Os números ajudam a explicar por que a expectativa é tão alta. Entre 2024 e o fim de 2025, Thiago disputou 66 partidas pelo Fluminense, com cinco gols, uma assistência e desempenho defensivo de elite. Foram 5,4 cortes por jogo, 7,8 ações defensivas partida, 67% de eficiência nos duelos e impressionantes 92% de acerto nos passes. Mais simbólico ainda: não cometeu um único erro que resultasse em gol adversário.
Com e sem Thiago

A influência do camisa 3 também apareceu diretamente nos resultados. No Brasileirão de 2025, o Fluminense teve 60% de aproveitamento quando contou com Thiago Silva, contra 49% sem ele. Defensivamente, a equipe sofreu apenas 0,84 gol por partida com o zagueiro em campo, média que subia para 1,38 em sua ausência.

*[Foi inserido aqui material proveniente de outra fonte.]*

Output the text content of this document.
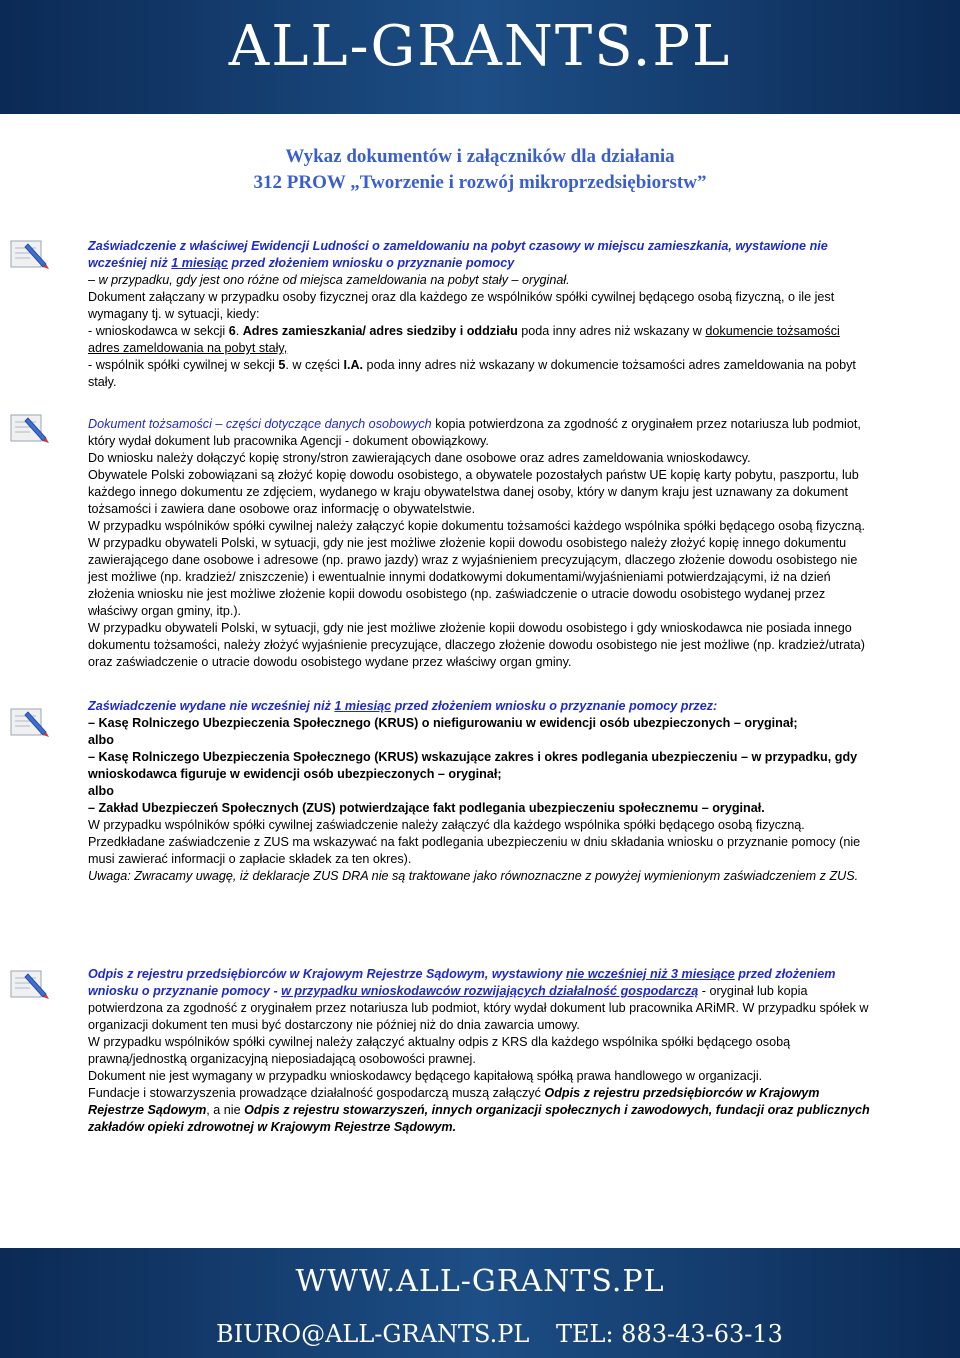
ALL-GRANTS.PL
Wykaz dokumentów i załączników dla działania
312 PROW „Tworzenie i rozwój mikroprzedsiębiorstw”

Zaświadczenie z właściwej Ewidencji Ludności o zameldowaniu na pobyt czasowy w miejscu zamieszkania, wystawione nie wcześniej niż 1 miesiąc przed złożeniem wniosku o przyznanie pomocy

– w przypadku, gdy jest ono różne od miejsca zameldowania na pobyt stały – oryginał.

Dokument załączany w przypadku osoby fizycznej oraz dla każdego ze wspólników spółki cywilnej będącego osobą fizyczną, o ile jest wymagany tj. w sytuacji, kiedy:

- wnioskodawca w sekcji 6. Adres zamieszkania/ adres siedziby i oddziału poda inny adres niż wskazany w dokumencie tożsamości adres zameldowania na pobyt stały,

- wspólnik spółki cywilnej w sekcji 5. w części I.A. poda inny adres niż wskazany w dokumencie tożsamości adres zameldowania na pobyt stały.

Dokument tożsamości – części dotyczące danych osobowych kopia potwierdzona za zgodność z oryginałem przez notariusza lub podmiot, który wydał dokument lub pracownika Agencji - dokument obowiązkowy.

Do wniosku należy dołączyć kopię strony/stron zawierających dane osobowe oraz adres zameldowania wnioskodawcy.

Obywatele Polski zobowiązani są złożyć kopię dowodu osobistego, a obywatele pozostałych państw UE kopię karty pobytu, paszportu, lub każdego innego dokumentu ze zdjęciem, wydanego w kraju obywatelstwa danej osoby, który w danym kraju jest uznawany za dokument tożsamości i zawiera dane osobowe oraz informację o obywatelstwie.

W przypadku wspólników spółki cywilnej należy załączyć kopie dokumentu tożsamości każdego wspólnika spółki będącego osobą fizyczną.

W przypadku obywateli Polski, w sytuacji, gdy nie jest możliwe złożenie kopii dowodu osobistego należy złożyć kopię innego dokumentu zawierającego dane osobowe i adresowe (np. prawo jazdy) wraz z wyjaśnieniem precyzującym, dlaczego złożenie dowodu osobistego nie jest możliwe (np. kradzież/ zniszczenie) i ewentualnie innymi dodatkowymi dokumentami/wyjaśnieniami potwierdzającymi, iż na dzień złożenia wniosku nie jest możliwe złożenie kopii dowodu osobistego (np. zaświadczenie o utracie dowodu osobistego wydanej przez właściwy organ gminy, itp.).

W przypadku obywateli Polski, w sytuacji, gdy nie jest możliwe złożenie kopii dowodu osobistego i gdy wnioskodawca nie posiada innego dokumentu tożsamości, należy złożyć wyjaśnienie precyzujące, dlaczego złożenie dowodu osobistego nie jest możliwe (np. kradzież/utrata) oraz zaświadczenie o utracie dowodu osobistego wydane przez właściwy organ gminy.

Zaświadczenie wydane nie wcześniej niż 1 miesiąc przed złożeniem wniosku o przyznanie pomocy przez:

– Kasę Rolniczego Ubezpieczenia Społecznego (KRUS) o niefigurowaniu w ewidencji osób ubezpieczonych – oryginał;

albo

– Kasę Rolniczego Ubezpieczenia Społecznego (KRUS) wskazujące zakres i okres podlegania ubezpieczeniu – w przypadku, gdy wnioskodawca figuruje w ewidencji osób ubezpieczonych – oryginał;

albo

– Zakład Ubezpieczeń Społecznych (ZUS) potwierdzające fakt podlegania ubezpieczeniu społecznemu – oryginał.

W przypadku wspólników spółki cywilnej zaświadczenie należy załączyć dla każdego wspólnika spółki będącego osobą fizyczną.

Przedkładane zaświadczenie z ZUS ma wskazywać na fakt podlegania ubezpieczeniu w dniu składania wniosku o przyznanie pomocy (nie musi zawierać informacji o zapłacie składek za ten okres).

Uwaga: Zwracamy uwagę, iż deklaracje ZUS DRA nie są traktowane jako równoznaczne z powyżej wymienionym zaświadczeniem z ZUS.

Odpis z rejestru przedsiębiorców w Krajowym Rejestrze Sądowym, wystawiony nie wcześniej niż 3 miesiące przed złożeniem wniosku o przyznanie pomocy - w przypadku wnioskodawców rozwijających działalność gospodarczą - oryginał lub kopia potwierdzona za zgodność z oryginałem przez notariusza lub podmiot, który wydał dokument lub pracownika ARiMR. W przypadku spółek w organizacji dokument ten musi być dostarczony nie później niż do dnia zawarcia umowy.

W przypadku wspólników spółki cywilnej należy załączyć aktualny odpis z KRS dla każdego wspólnika spółki będącego osobą prawną/jednostką organizacyjną nieposiadającą osobowości prawnej.

Dokument nie jest wymagany w przypadku wnioskodawcy będącego kapitałową spółką prawa handlowego w organizacji.

Fundacje i stowarzyszenia prowadzące działalność gospodarczą muszą załączyć Odpis z rejestru przedsiębiorców w Krajowym Rejestrze Sądowym, a nie Odpis z rejestru stowarzyszeń, innych organizacji społecznych i zawodowych, fundacji oraz publicznych zakładów opieki zdrowotnej w Krajowym Rejestrze Sądowym.

WWW.ALL-GRANTS.PL
BIURO@ALL-GRANTS.PL TEL: 883-43-63-13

O impacto também se refletia nos resultados: o percentual de vitórias era de 56% com Thiago Silva, ante 38,46% sem ele, enquanto a média de pontos por jogo caía de 1,80 para 1,46.
O impacto já havia ficado evidente em 2024, quando o Fluminense parecia caminhar para o rebaixamento. Após somar apenas 6 pontos nas primeiras 13 rodadas e sofrer gols nas 16 partidas iniciais do Brasileirão, o cenário começou a mudar com a chegada de Thiago Silva, aliada à troca da comissão técnica e às mudanças no modelo de jogo. A reação rendeu 40 pontos, a permanência na Série A e uma vaga na Copa Sul-Americana.

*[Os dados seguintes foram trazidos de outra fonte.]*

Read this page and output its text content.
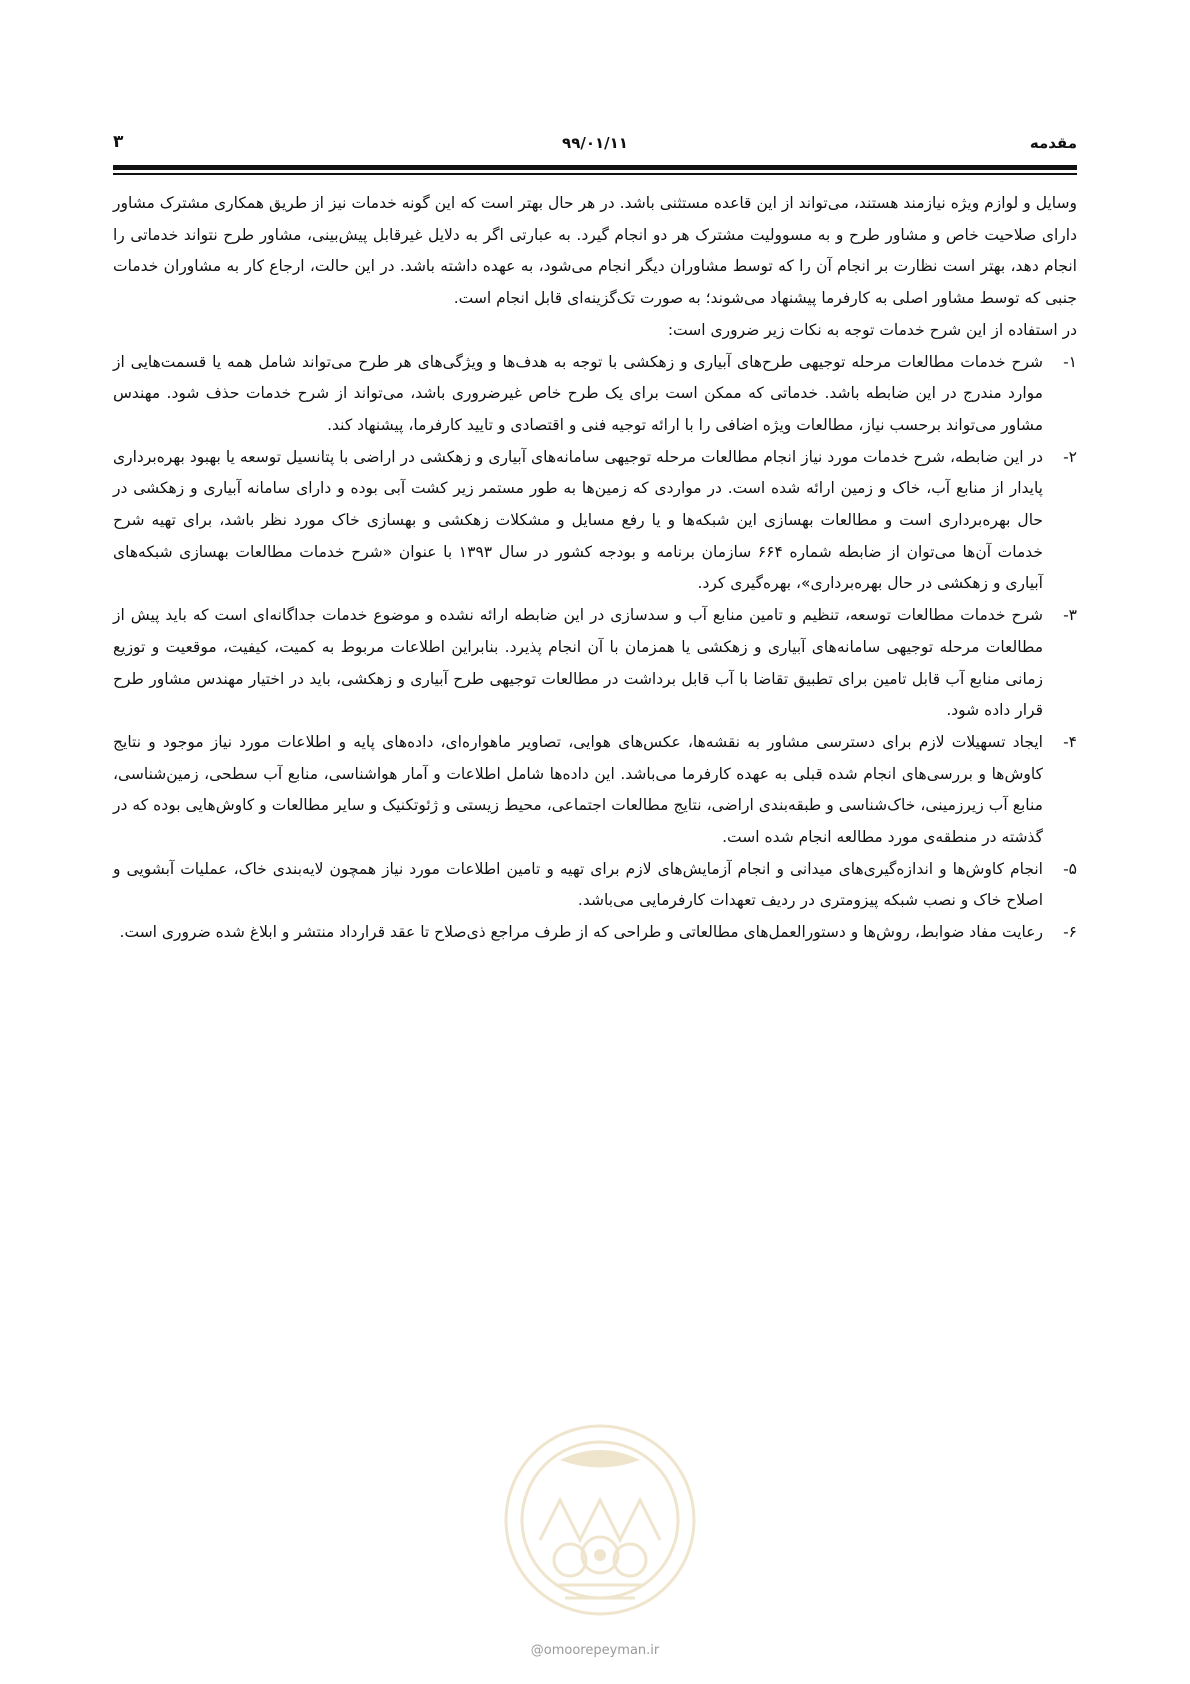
مقدمه
۹۹/۰۱/۱۱
۳

وسایل و لوازم ویژه نیازمند هستند، می‌تواند از این قاعده مستثنی باشد. در هر حال بهتر است که این گونه خدمات نیز از طریق همکاری مشترک مشاور دارای صلاحیت خاص و مشاور طرح و به مسوولیت مشترک هر دو انجام گیرد. به عبارتی اگر به دلایل غیرقابل پیش‌بینی، مشاور طرح نتواند خدماتی را انجام دهد، بهتر است نظارت بر انجام آن را که توسط مشاوران دیگر انجام می‌شود، به عهده داشته باشد. در این حالت، ارجاع کار به مشاوران خدمات جنبی که توسط مشاور اصلی به کارفرما پیشنهاد می‌شوند؛ به صورت تک‌گزینه‌ای قابل انجام است.

در استفاده از این شرح خدمات توجه به نکات زیر ضروری است:

۱-
شرح خدمات مطالعات مرحله توجیهی طرح‌های آبیاری و زهکشی با توجه به هدف‌ها و ویژگی‌های هر طرح می‌تواند شامل همه یا قسمت‌هایی از موارد مندرج در این ضابطه باشد. خدماتی که ممکن است برای یک طرح خاص غیرضروری باشد، می‌تواند از شرح خدمات حذف شود. مهندس مشاور می‌تواند برحسب نیاز، مطالعات ویژه اضافی را با ارائه توجیه فنی و اقتصادی و تایید کارفرما، پیشنهاد کند.
۲-
در این ضابطه، شرح خدمات مورد نیاز انجام مطالعات مرحله توجیهی سامانه‌های آبیاری و زهکشی در اراضی با پتانسیل توسعه یا بهبود بهره‌برداری پایدار از منابع آب، خاک و زمین ارائه شده است. در مواردی که زمین‌ها به طور مستمر زیر کشت آبی بوده و دارای سامانه آبیاری و زهکشی در حال بهره‌برداری است و مطالعات بهسازی این شبکه‌ها و یا رفع مسایل و مشکلات زهکشی و بهسازی خاک مورد نظر باشد، برای تهیه شرح خدمات آن‌ها می‌توان از ضابطه شماره ۶۶۴ سازمان برنامه و بودجه کشور در سال ۱۳۹۳ با عنوان «شرح خدمات مطالعات بهسازی شبکه‌های آبیاری و زهکشی در حال بهره‌برداری»، بهره‌گیری کرد.
۳-
شرح خدمات مطالعات توسعه، تنظیم و تامین منابع آب و سدسازی در این ضابطه ارائه نشده و موضوع خدمات جداگانه‌ای است که باید پیش از مطالعات مرحله توجیهی سامانه‌های آبیاری و زهکشی یا همزمان با آن انجام پذیرد. بنابراین اطلاعات مربوط به کمیت، کیفیت، موقعیت و توزیع زمانی منابع آب قابل تامین برای تطبیق تقاضا با آب قابل برداشت در مطالعات توجیهی طرح آبیاری و زهکشی، باید در اختیار مهندس مشاور طرح قرار داده شود.
۴-
ایجاد تسهیلات لازم برای دسترسی مشاور به نقشه‌ها، عکس‌های هوایی، تصاویر ماهواره‌ای، داده‌های پایه و اطلاعات مورد نیاز موجود و نتایج کاوش‌ها و بررسی‌های انجام شده قبلی به عهده کارفرما می‌باشد. این داده‌ها شامل اطلاعات و آمار هواشناسی، منابع آب سطحی، زمین‌شناسی، منابع آب زیرزمینی، خاک‌شناسی و طبقه‌بندی اراضی، نتایج مطالعات اجتماعی، محیط زیستی و ژئوتکنیک و سایر مطالعات و کاوش‌هایی بوده که در گذشته در منطقه‌ی مورد مطالعه انجام شده است.
۵-
انجام کاوش‌ها و اندازه‌گیری‌های میدانی و انجام آزمایش‌های لازم برای تهیه و تامین اطلاعات مورد نیاز همچون لایه‌بندی خاک، عملیات آبشویی و اصلاح خاک و نصب شبکه پیزومتری در ردیف تعهدات کارفرمایی می‌باشد.
۶-
رعایت مفاد ضوابط، روش‌ها و دستورالعمل‌های مطالعاتی و طراحی که از طرف مراجع ذی‌صلاح تا عقد قرارداد منتشر و ابلاغ شده ضروری است.
@omoorepeyman.ir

A reestreia naquela temporada serviu como um cartão de visitas. Logo após voltar, o Fluminense engatou seis jogos consecutivos sem sofrer gols no Campeonato Brasileiro, com cinco vitórias e um empate.

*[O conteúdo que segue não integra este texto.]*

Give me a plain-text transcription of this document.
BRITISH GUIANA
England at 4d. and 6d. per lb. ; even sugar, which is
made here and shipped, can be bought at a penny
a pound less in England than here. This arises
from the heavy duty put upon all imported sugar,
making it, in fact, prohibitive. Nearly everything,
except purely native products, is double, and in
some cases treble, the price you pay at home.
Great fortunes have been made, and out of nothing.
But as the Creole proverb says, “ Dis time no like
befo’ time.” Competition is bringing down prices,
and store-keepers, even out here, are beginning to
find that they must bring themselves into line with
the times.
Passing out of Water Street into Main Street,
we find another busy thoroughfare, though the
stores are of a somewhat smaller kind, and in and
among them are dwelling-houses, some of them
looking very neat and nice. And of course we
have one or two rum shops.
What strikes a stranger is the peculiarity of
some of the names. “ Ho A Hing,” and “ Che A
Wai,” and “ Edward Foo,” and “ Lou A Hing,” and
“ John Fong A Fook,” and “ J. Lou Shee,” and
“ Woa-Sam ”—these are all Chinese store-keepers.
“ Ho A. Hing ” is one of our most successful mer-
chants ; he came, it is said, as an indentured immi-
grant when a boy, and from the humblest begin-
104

O zagueiro ainda marcou diante do próprio Grêmio, pela Libertadores, ajudando o clube a avançar às quartas de final. Além da qualidade técnica, assumiu papel de liderança no elenco e atuou como elo entre jogadores, comissão técnica e diretoria durante a recuperação.

Os problemas defensivos do Flu
O contexto atual reforça ainda mais a necessidade de sua volta. Em 2026, considerando Brasileirão, Libertadores e Copa do Brasil, o Fluminense disputou 27 partidas e saiu sem ser vazado em apenas cinco delas. Foram 32 gols sofridos, além de 13 erros que geraram finalizações adversárias e outros três que terminaram em gol.
Com Jemmes inseguro, Freytes e Ignácio em fase irregular e Julian Millán afastado por uma lesão muscular de grau 3, Thiago Silva retorna não apenas como um símbolo do clube, mas como a resposta mais confiável para um setor que há meses pede socorro.